From Casetext: Smarter Legal Research

Coco v. Austin Co. & General Accident Group

Supreme Court of Nebraska
Jul 2, 1982
212 Neb. 95 (Neb. 1982)

Summary

In Coco v. Austin Co., 212 Neb. 95, 99, 321 N.W.2d 448, 450 (1982), we interpreted this language to mean that the compensation court could request an opinion from a physician selected by the court "only in cases where liability has been established and there arise medical issues concerning such things as refusal of medical treatment or the necessity or sufficiency of medical treatment."

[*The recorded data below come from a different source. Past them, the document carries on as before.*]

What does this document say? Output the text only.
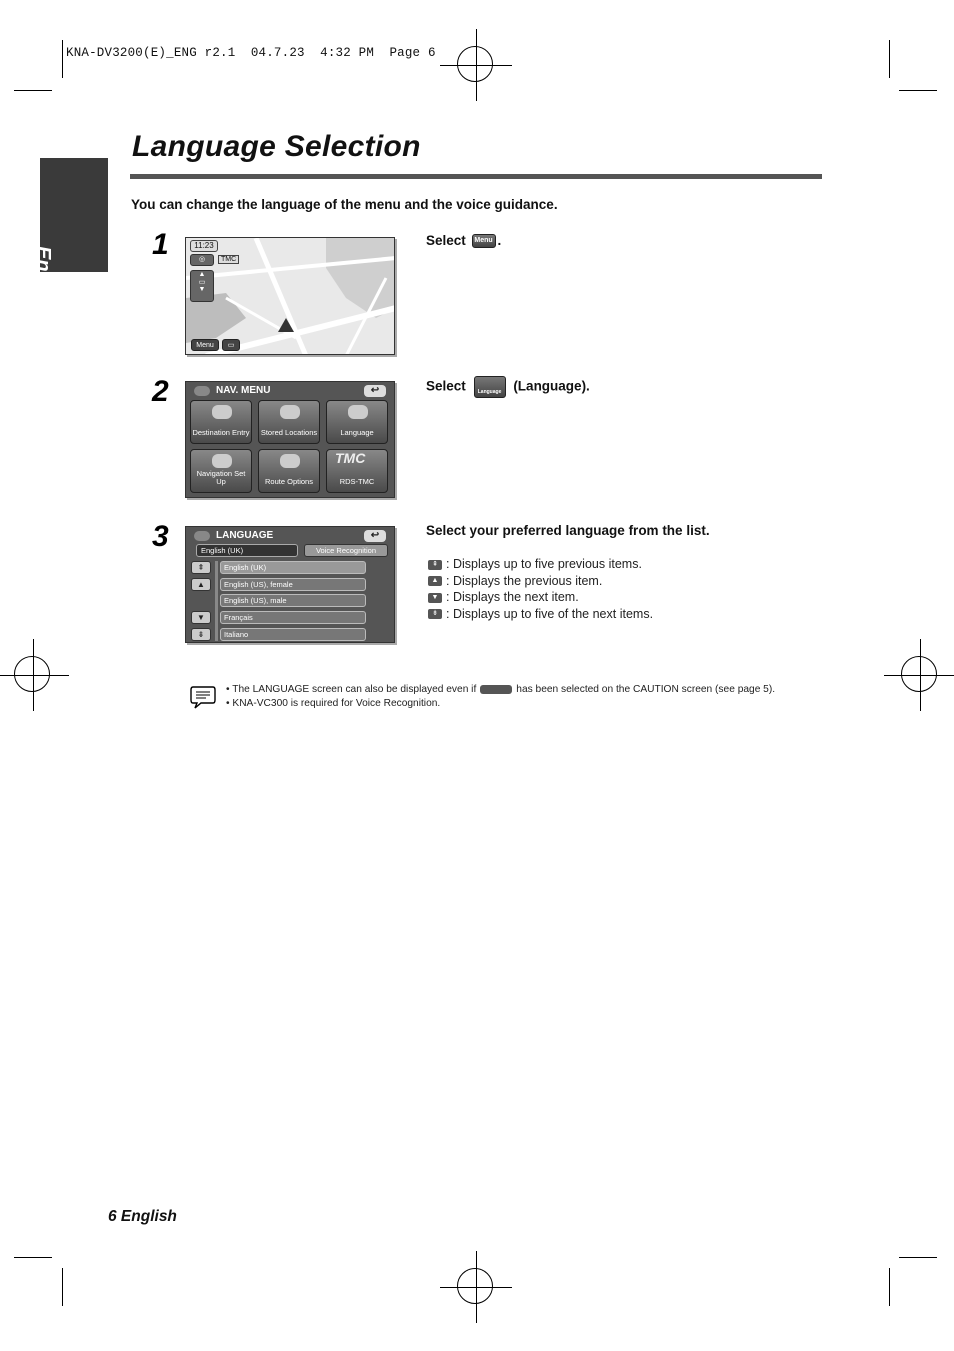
KNA-DV3200(E)_ENG r2.1  04.7.23  4:32 PM  Page 6
English
Language Selection

You can change the language of the menu and the voice guidance.

1	11:23
TMC
◎
▲
▭
▼
Menu	▭
Select Menu .
2	NAV. MENU	↩
Destination Entry Stored Locations	Language
Navigation Set Up	Route Options
TMC
RDS-TMC
Select Language (Language).
3	LANGUAGE	↩
English (UK)	Voice Recognition
⇞
▲
▼
⇟
English (UK)
English (US), female
English (US), male
Français
Italiano
Select your preferred language from the list.
⇞ : Displays up to five previous items.
▲ : Displays the previous item.
▼ : Displays the next item.
⇟ : Displays up to five of the next items.
• The LANGUAGE screen can also be displayed even if	has been selected on the CAUTION screen (see page 5).
• KNA-VC300 is required for Voice Recognition.
6 English
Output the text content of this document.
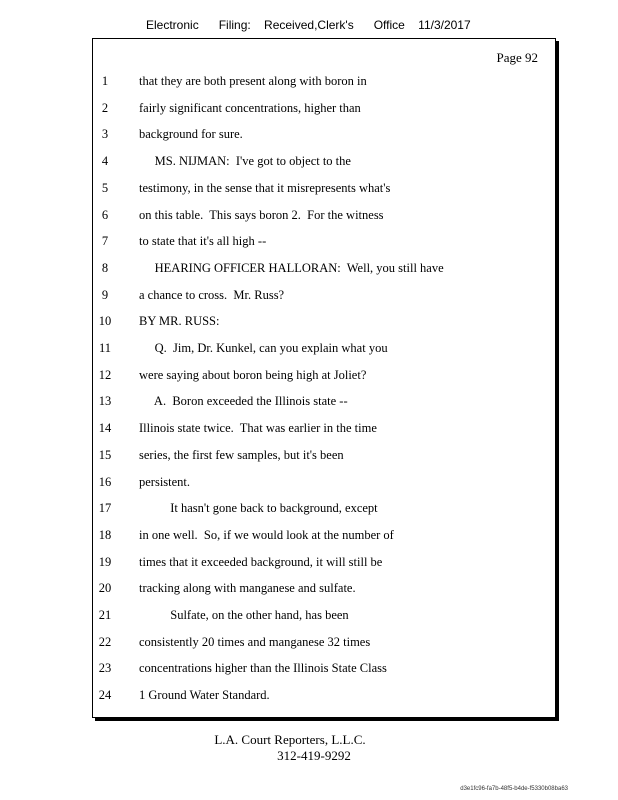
Electronic      Filing:    Received,Clerk's      Office    11/3/2017
Page 92
1	that they are both present along with boron in
2	fairly significant concentrations, higher than
3	background for sure.
4	MS. NIJMAN:  I've got to object to the
5	testimony, in the sense that it misrepresents what's
6	on this table.  This says boron 2.  For the witness
7	to state that it's all high --
8	HEARING OFFICER HALLORAN:  Well, you still have
9	a chance to cross.  Mr. Russ?
10 BY MR. RUSS:
11 Q.  Jim, Dr. Kunkel, can you explain what you
12 were saying about boron being high at Joliet?
13 A.  Boron exceeded the Illinois state --
14 Illinois state twice.  That was earlier in the time
15 series, the first few samples, but it's been
16 persistent.
17 It hasn't gone back to background, except
18 in one well.  So, if we would look at the number of
19 times that it exceeded background, it will still be
20 tracking along with manganese and sulfate.
21 Sulfate, on the other hand, has been
22 consistently 20 times and manganese 32 times
23 concentrations higher than the Illinois State Class
24 1 Ground Water Standard.
L.A. Court Reporters, L.L.C.
312-419-9292
d3e1fc96-fa7b-48f5-b4de-f5330b08ba63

Summary of this case from Owen v. American Hydraulics

Opinion

No. 81-568.

Filed July 2, 1982.

1. Workmen's Compensation: Proof. Under the Nebraska workmen's compensation law, the claimant seeking compensation has the burden of proving by a preponderance of the evidence that an injury received arising out of and in the course of his employment was the proximate cause of the disability for which benefits are sought. 2. Workmen's Compensation: Expert Witnesses. The cause of an injury or disability not objective in character requires proof by expert testimony or other appropriate scientific means. 3. Workmen's Compensation. The following provision of Neb. Rev. Stat. § 48-120 (Reissue 1978) "Whenever the court deems it necessary, in order to assist it in resolving any issue of medical fact or opinion, it shall cause the employee to be examined by a physician or physicians selected by the court and obtain from such physician or physicians a report upon the condition or matter which is the subject of inquiry. The court may charge the cost of such examination to the carrier," confers a discretionary power upon the Workmen's Compensation Court which is to be exercised when medical questions arise relevant to the matters to which 48-120 relates.

Appeal from the Nebraska Workmen's Compensation Court. Affirmed.

Daniel K. Powers, for appellant.

Theodore J. Stouffer of Cassem, Tierney, Adams, Gotch Douglas, for appellees.

Heard before KRIVOSHA, C.J., BOSLAUGH, McCOWN, CLINTON, WHITE, HASTINGS, and CAPORALE, JJ.


This is an appeal from the Nebraska Workmen's Compensation Court which, on rehearing, denied the plaintiff's claim for permanent disability alleged to have arisen from an injury suffered on October 5, 1978, while the plaintiff was employed as a carpenter by the defendant Austin. The plaintiff on appeal to this court makes the following assignments of error: (1) The Workmen's Compensation Court erred in requiring the plaintiff to present medical evidence to show a causal connection between an admitted compensable injury and an obvious disability that resulted therefrom. (2) The court erred in dismissing plaintiff's petition, and should have instead required the plaintiff to submit to a medical examination at the employer's expense. We affirm the judgment of the Workmen's Compensation Court.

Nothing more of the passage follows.